London also saw office vacancies double, but the absence of large-scale new construction created a tight shortage of modern stock. As a result, rents in central districts began rising sharply, once again drawing U.S. funds. According to JLL, U.S. investments in London offices increased by 33% in the first half of 2025 compared to 2024.
Among the most active players are Ares Management and Blackstone, once a long-time skeptic of the office market. Thomas Mundy, Head of Capital Markets Research EMEA at JLL, noted that central London has been seeing double-digit rental growth, in some places climbing into the mid-teens. Michael Simanovsky, Managing Partner of Conversant Capital, emphasized that the company invests in sectors emerging from crisis. Castleforge co-founder Michael Kovacs said the fund deliberately engaged with a strong tenant market at a time when many competitors were pulling back.
Overall Dynamics
London’s office market is gradually emerging from a period of instability. Demand for modern space is growing, especially in central districts where new project supply is limited. Companies adopting hybrid work models are increasingly focused on upgrading and expanding their offices, which supports rising prices.
Shaftesbury Capital, the largest property owner in the West End, recorded a 2.9% increase in estimated rental values in the first half of 2025 and a decline in vacancy from 3.9% to 3.5%. The company also sold part of its stake in Covent Garden to Norway’s sovereign wealth fund, reducing its debt burden.
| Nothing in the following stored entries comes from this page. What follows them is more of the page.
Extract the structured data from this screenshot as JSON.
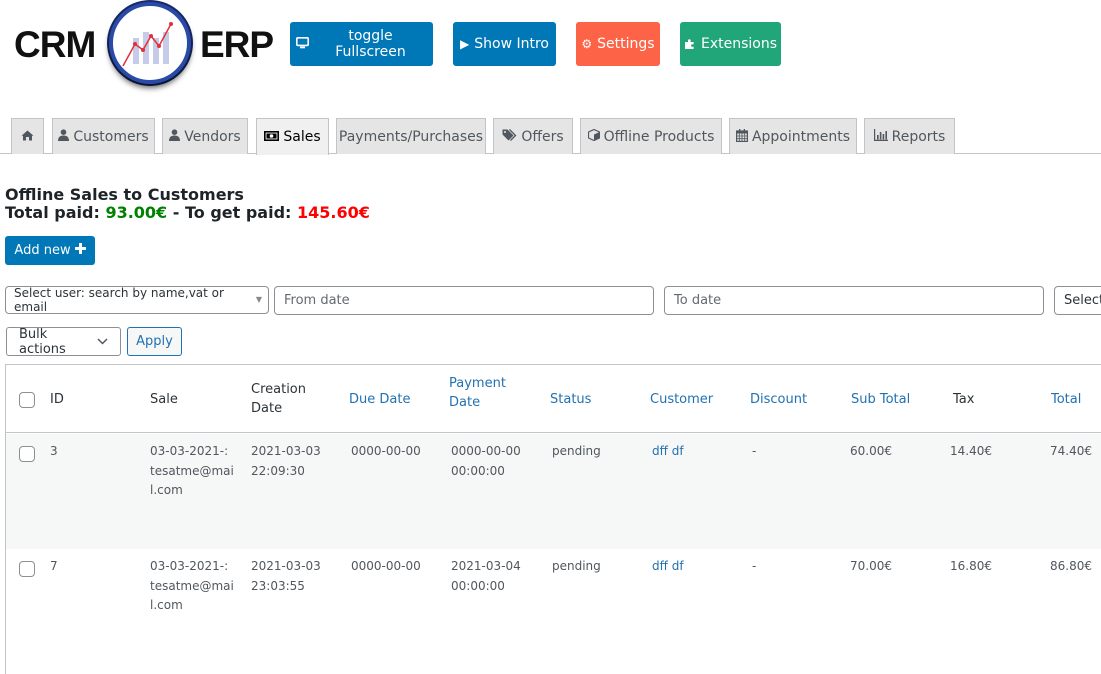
{
  "app": {
    "logo": {
      "left_text": "CRM",
      "right_text": "ERP",
      "icon": "chart-logo-icon"
    }
  },
  "header_buttons": [
    {
      "label": "toggle Fullscreen",
      "icon": "monitor-icon",
      "color": "#0077b6"
    },
    {
      "label": "Show Intro",
      "icon": "play-icon",
      "color": "#0077b6"
    },
    {
      "label": "Settings",
      "icon": "gear-icon",
      "color": "#fd6346"
    },
    {
      "label": "Extensions",
      "icon": "puzzle-icon",
      "color": "#21a67a"
    }
  ],
  "tabs": [
    {
      "label": "",
      "icon": "home-icon",
      "active": false
    },
    {
      "label": "Customers",
      "icon": "user-icon",
      "active": false
    },
    {
      "label": "Vendors",
      "icon": "user-icon",
      "active": false
    },
    {
      "label": "Sales",
      "icon": "money-icon",
      "active": true
    },
    {
      "label": "Payments/Purchases",
      "icon": "",
      "active": false
    },
    {
      "label": "Offers",
      "icon": "tags-icon",
      "active": false
    },
    {
      "label": "Offline Products",
      "icon": "cube-icon",
      "active": false
    },
    {
      "label": "Appointments",
      "icon": "calendar-icon",
      "active": false
    },
    {
      "label": "Reports",
      "icon": "bar-chart-icon",
      "active": false
    }
  ],
  "page": {
    "title": "Offline Sales to Customers",
    "total_paid_label": "Total paid: ",
    "total_paid_value": "93.00€",
    "separator": " - To get paid: ",
    "to_get_paid_value": "145.60€",
    "paid_color": "#008000",
    "unpaid_color": "#ff0000",
    "add_new_label": "Add new"
  },
  "filters": {
    "user_select": "Select user: search by name,vat or email",
    "from_date_placeholder": "From date",
    "to_date_placeholder": "To date",
    "status_select": "Select",
    "bulk_actions": "Bulk actions",
    "apply_label": "Apply"
  },
  "table": {
    "columns": {
      "id": "ID",
      "sale": "Sale",
      "creation_date": [
        "Creation",
        "Date"
      ],
      "due_date": "Due Date",
      "payment_date": [
        "Payment",
        "Date"
      ],
      "status": "Status",
      "customer": "Customer",
      "discount": "Discount",
      "sub_total": "Sub Total",
      "tax": "Tax",
      "total": "Total"
    },
    "rows": [
      {
        "id": "3",
        "sale": [
          "03-03-2021-:",
          "tesatme@mai",
          "l.com"
        ],
        "creation_date": [
          "2021-03-03",
          "22:09:30"
        ],
        "due_date": "0000-00-00",
        "payment_date": [
          "0000-00-00",
          "00:00:00"
        ],
        "status": "pending",
        "customer": "dff df",
        "discount": "-",
        "sub_total": "60.00€",
        "tax": "14.40€",
        "total": "74.40€"
      },
      {
        "id": "7",
        "sale": [
          "03-03-2021-:",
          "tesatme@mai",
          "l.com"
        ],
        "creation_date": [
          "2021-03-03",
          "23:03:55"
        ],
        "due_date": "0000-00-00",
        "payment_date": [
          "2021-03-04",
          "00:00:00"
        ],
        "status": "pending",
        "customer": "dff df",
        "discount": "-",
        "sub_total": "70.00€",
        "tax": "16.80€",
        "total": "86.80€"
      }
    ]
  }
}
According to Cushman & Wakefield, most tenants who relocated in central districts in 2024 increased their space. Knight Frank analysts highlight that under hybrid work, companies are less focused on downsizing and more on quality upgrades and expansion. Modern, internationally certified buildings are especially in demand, while outdated properties are losing ground.
Statistics confirm a turning point: UK office vacancy fell to 8.6% in March 2025 from 8.7% at the end of 2024 — the first drop since the pandemic. In premium West End districts, rents reached £160 per square foot, up 21.7% year-on-year. Interest is also rising in Canary Wharf, where major corporations are expanding, and forecasts from CBRE and Great Portland Estates point to further growth of up to 10% within a year.
At the same time, experts warn that optimistic expectations may not fully materialize. The country faces a challenging economic environment. High interest rates, rising debt servicing costs, and slowing consumer activity could affect tenants’ and investors’ decisions. Additional risks include political uncertainty and continued pressure on construction firms from higher material and labor costs. All of this could alter the outlook and limit new capital inflows.